Having observed Eichmann throughout his trial, Hannah Arendt reached the conclusion that he was not an abnormal or sociopathic monster but, rather, “banal”—that is to say, a drearily ordinary, rather dim-witted, and ignorant man, who subordinated his individual moral responsibilities to the dictates of the genuinely sociopathic monster who had taken control of his country, Adolf Hitler.  Eichmann’s defense was not merely the stock excuse of all war criminals—that he had “obeyed orders” and was therefore not personally responsible for the crimes he committed.  His defense was that he and every German citizen had had a patriotic duty to rally around the head of the German state and to carry out his wishes.

Hannah Arendt took Eichmann at his word and concluded that he sincerely meant what he said.  She was immediately criticized, and to this day is still criticized, for seeming to have excused Eichmann as a hapless victim, rather than an active and fully aware perpetrator of mass murder, genocide, and evil.  This criticism misses the point that Hannah Arendt was trying to make.

She was not at all trying to excuse or exculpate Eichmann by normalizing him.  Indeed, her point was quite the opposite.  She was trying to tell us that banality can abet evil by normalizing it; that ordinary people, by ignoring the unique awfulness of a truly evil man or ideology, can become the agents of that man or ideology; that the moral responsibilities of individual human beings are indivisible and non-negotiable, and, in the face of evil, cannot be subordinated to social, political, or ideological norms—in short, to banality—without extreme moral jeopardy.

We now find ourselves, as an entire nation, facing just such a moment—a moment of extreme moral jeopardy in which we are being asked to accept evil in the name of normality.

There are many, not the least of whom is President Barack Obama, who have urged us to do everything possible to ensure a smooth transition of power, to unify behind a new president, to help Donald Trump succeed, because, as the president put it, “If he succeeds, the nation will succeed.”

The problem with this gracious banality is that it begs the all-important question:  Succeed at what?

If Trump’s success means deporting or incarcerating millions of innocent immigrants, banning Muslims from entering the country on religious grounds and persecuting those who are already here, overturning the reproductive rights of women, legalizing discrimination against gay and lesbian Americans for their sexual choices—if that is what Trump’s success means, then his success will be a disastrous failure for the nation.  Without answering the question “Succeed at what?” the president’s exhortation to unify behind the man who will follow him is illogical, contradictory, and (I am both sorry and sad to say) immoral.

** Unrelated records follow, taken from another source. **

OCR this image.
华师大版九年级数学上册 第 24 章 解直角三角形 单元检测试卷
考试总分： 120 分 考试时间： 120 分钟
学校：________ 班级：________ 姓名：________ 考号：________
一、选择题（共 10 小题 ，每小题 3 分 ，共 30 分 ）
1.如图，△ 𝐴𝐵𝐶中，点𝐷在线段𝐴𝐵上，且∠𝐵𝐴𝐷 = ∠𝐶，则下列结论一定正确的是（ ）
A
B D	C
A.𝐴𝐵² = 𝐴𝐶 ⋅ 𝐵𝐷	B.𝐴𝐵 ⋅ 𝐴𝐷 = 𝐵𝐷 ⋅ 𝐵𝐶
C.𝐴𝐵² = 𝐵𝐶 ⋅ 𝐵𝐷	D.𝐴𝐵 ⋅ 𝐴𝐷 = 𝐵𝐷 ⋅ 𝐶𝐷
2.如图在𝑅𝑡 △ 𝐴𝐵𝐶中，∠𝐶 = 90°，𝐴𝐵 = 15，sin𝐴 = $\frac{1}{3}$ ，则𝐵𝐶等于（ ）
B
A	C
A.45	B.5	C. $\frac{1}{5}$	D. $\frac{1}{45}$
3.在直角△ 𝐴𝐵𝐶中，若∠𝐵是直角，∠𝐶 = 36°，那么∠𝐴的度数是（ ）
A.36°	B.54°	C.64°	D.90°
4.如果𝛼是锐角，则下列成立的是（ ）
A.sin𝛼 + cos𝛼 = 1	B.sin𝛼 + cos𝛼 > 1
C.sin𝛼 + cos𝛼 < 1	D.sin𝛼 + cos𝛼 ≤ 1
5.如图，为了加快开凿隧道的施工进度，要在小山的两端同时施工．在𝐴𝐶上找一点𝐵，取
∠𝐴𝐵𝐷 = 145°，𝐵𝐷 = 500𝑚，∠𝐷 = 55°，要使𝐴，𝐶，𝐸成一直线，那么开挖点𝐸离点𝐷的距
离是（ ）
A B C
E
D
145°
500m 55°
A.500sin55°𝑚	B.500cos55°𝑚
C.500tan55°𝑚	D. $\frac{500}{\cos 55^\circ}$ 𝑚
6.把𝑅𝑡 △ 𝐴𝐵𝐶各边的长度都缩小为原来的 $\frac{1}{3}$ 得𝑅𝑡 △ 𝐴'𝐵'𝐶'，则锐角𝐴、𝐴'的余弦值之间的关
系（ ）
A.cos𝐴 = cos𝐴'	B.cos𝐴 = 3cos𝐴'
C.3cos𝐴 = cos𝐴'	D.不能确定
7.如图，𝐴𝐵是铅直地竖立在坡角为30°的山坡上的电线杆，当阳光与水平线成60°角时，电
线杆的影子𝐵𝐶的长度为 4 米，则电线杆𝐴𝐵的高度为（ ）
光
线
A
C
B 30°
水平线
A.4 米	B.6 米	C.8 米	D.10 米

I have no doubt that these exhortations from President Obama and many others spring from the most sincere, heartfelt, and honest motives.  I have even less doubt that the president believes that he is trying to fulfill his constitutional duties and to remain faithful to our historical traditions and norms.

The trouble is that, in asking us to unite behind Donald Trump, the president is also asking us to ignore the abnormal, to normalize evil, to subordinate our individual moral obligations, as Eichmann did, to a national leader who shows no respect for the constitution or the basic human rights of millions of our fellow citizens.

Let me be clear.  I do not mean to suggest that Donald Trump is the moral equivalent of Adolf Hitler. Trump is not proposing genocide, nor, despite his obvious psychological flaws, does he seem to be utterly demented.  Equating him with Hitler would be tasteless, grotesque, and wrong.

This does not change the fact that Trump and what he represents are evils in their own right.  He is a clear and present danger to our democracy—an authoritarian demagogue, who, like Vladimir Putin, is perfectly prepared to ignore our constitution, to suppress the freedom of speech, to persecute and prosecute his political enemies, and to run the country for his own financial gain and that of his children.  Trump’s evil does not rise (or sink) to the level of Hitler’s.  It is evil, nonetheless.

Fifty years ago, Hannah Arendt warned us against the banality of evil.  Fifty years later, we run the risk of normalizing evil.  To normalize Donald Trump and the evil he represents would be unpatriotic, immoral, and disastrous.  He must be opposed, not normalized.  He must be rejected, not accepted.  He must be stopped, not supported.  Trump’s success is not, and never will be, the nation’s success.